The droplet passes from the pen down a 1.5 metre tube attached to a mass spectrometer that analyses the molecules on the spot to get what Eberlin refers to as a “fingerprint” of the tissue.

A wash cycle occurs after each analysis, to get rid of 97 per cent of any potential contamination ahead of a repeat analysis – or the tip of the pen can be replaced. When the MasSpec Pen completes the analysis, the words “Normal” or “Cancer” automatically appear on a computer screen. For certain cancers, such as lung cancer, the name of a subtype might also appear.

When tested on 253 cancer patients, it was found to be 96% accurate.
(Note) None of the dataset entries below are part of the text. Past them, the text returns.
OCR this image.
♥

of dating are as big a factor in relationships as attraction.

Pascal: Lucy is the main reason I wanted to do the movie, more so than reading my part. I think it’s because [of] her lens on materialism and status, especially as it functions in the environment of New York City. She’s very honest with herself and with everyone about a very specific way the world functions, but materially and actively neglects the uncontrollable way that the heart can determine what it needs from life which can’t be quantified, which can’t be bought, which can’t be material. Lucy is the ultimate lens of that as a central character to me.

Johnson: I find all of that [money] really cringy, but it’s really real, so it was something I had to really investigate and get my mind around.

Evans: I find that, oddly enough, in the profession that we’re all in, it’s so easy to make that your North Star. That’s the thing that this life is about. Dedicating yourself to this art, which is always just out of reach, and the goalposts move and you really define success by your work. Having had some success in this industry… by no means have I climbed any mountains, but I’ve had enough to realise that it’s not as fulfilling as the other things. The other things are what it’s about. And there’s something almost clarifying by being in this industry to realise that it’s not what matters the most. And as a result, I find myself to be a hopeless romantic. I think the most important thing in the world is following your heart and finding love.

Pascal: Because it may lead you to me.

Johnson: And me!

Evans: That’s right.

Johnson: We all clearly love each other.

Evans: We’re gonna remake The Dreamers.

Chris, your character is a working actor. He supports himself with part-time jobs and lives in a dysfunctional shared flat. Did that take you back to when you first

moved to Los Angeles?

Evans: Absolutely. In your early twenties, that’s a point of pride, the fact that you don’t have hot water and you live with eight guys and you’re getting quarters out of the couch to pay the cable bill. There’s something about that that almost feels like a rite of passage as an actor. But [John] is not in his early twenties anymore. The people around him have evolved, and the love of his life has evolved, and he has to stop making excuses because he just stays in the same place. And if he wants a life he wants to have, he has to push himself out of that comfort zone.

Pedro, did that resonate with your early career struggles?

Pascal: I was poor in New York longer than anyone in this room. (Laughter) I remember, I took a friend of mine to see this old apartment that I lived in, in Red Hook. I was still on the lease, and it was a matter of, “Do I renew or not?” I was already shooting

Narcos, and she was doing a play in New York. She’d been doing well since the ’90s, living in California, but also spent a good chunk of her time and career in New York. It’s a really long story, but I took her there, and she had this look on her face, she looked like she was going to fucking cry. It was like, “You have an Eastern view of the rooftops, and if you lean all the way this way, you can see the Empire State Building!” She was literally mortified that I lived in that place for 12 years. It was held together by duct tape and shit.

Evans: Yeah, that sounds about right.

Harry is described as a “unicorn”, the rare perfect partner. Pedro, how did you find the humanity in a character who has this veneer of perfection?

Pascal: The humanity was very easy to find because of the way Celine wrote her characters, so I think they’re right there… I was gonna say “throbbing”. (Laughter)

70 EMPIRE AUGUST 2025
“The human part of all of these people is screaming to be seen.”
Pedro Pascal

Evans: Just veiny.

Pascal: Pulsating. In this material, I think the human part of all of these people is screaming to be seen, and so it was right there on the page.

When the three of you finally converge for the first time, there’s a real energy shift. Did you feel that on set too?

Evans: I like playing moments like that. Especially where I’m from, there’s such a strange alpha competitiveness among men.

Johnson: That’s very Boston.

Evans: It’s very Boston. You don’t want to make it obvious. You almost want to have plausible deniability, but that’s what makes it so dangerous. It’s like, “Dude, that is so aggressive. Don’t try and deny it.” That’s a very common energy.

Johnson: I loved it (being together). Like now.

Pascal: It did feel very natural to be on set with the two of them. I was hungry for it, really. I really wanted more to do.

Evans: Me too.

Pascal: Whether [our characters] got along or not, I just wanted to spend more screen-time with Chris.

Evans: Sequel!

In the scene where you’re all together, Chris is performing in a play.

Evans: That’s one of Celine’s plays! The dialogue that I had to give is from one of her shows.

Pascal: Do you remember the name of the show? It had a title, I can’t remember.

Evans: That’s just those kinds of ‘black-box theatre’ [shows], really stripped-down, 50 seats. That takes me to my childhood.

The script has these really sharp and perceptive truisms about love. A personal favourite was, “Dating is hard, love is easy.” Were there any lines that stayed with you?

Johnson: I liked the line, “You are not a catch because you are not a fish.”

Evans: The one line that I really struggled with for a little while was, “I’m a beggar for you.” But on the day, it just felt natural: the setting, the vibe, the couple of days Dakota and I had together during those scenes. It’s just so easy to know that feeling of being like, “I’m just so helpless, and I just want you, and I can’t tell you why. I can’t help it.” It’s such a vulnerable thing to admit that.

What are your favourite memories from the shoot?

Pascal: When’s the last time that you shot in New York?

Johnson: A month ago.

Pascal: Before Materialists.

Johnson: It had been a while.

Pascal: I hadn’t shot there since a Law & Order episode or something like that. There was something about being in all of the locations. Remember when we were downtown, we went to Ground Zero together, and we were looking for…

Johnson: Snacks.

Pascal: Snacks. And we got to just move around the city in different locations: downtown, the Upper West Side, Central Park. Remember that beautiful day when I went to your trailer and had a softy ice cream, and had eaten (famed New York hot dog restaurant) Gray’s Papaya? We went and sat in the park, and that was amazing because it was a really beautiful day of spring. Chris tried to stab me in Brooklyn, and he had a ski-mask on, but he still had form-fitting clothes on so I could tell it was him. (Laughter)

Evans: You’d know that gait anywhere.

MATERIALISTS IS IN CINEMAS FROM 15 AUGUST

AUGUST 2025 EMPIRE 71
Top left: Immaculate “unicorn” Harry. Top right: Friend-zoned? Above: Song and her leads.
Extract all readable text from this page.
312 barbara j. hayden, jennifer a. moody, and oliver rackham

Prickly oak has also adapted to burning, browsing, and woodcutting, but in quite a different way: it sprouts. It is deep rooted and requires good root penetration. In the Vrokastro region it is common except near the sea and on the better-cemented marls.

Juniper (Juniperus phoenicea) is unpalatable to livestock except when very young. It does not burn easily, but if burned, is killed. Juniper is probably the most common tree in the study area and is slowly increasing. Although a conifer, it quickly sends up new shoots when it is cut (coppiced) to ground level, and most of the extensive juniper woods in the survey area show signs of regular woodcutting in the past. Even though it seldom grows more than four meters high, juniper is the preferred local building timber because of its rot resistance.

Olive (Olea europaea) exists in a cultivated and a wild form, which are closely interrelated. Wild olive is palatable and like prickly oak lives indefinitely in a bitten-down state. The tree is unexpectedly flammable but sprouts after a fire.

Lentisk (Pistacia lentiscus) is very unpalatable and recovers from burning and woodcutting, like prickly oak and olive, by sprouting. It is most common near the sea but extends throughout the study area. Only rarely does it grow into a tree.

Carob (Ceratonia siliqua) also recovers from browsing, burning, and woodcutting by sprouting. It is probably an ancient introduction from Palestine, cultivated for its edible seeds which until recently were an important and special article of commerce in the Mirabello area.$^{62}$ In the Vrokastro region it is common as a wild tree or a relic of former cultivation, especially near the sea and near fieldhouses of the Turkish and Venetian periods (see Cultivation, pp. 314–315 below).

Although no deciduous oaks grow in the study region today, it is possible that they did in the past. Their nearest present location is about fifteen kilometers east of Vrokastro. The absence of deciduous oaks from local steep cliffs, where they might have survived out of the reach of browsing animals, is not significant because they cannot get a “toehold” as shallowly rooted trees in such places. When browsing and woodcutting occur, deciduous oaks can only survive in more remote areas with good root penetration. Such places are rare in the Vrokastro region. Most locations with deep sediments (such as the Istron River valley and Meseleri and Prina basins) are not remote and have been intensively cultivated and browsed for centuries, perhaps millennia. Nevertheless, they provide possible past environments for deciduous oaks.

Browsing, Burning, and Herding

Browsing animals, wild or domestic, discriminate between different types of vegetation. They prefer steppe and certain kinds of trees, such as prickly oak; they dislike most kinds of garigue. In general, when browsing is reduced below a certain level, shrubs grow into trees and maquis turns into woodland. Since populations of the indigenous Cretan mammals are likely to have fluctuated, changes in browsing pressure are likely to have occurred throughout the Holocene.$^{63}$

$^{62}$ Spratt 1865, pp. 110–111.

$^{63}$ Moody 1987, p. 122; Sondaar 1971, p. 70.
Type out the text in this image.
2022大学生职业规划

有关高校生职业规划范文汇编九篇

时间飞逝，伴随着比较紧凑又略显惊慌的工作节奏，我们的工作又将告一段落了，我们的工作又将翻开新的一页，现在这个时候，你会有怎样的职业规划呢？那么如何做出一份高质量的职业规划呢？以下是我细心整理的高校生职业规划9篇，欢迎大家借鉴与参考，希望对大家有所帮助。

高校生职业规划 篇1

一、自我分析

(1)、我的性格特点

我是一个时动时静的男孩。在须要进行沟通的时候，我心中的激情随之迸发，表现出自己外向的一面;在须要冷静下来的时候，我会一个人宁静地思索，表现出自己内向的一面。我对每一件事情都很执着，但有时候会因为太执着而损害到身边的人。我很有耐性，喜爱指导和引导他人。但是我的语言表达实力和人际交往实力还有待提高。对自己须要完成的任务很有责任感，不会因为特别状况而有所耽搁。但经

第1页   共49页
It even detected cancer in tissue with mixed cellular composition, meaning much less invasive surgeries and leaving as much healthy tissue behind as possible.

“Any time we can offer the patient a more precise surgery, a quicker surgery or a safer surgery, that’s something we want to do,” said James Suliburk, head of endocrine surgery at Baylor College of Medicine and a collaborator on the project. This technology does all three. It allows us to be much more precise in what tissue we remove and what we leave behind.”

Before the pen is adopted, it needs to be tested on more tissue samples, as well as during actual surgeries in clinical trials. It also needs to be approved by the US Food and Drug Administration. The instrument that actually analyzes the tissue takes up a lot of space for now, but the team is already testing a smaller one. Eberlin plans to initiate next year a pilot study in which surgeons will test her pen’s diagnostic capabilities during actual surgeries. She’ll compare the results with the current clinical approaches to cancer patient care, she says.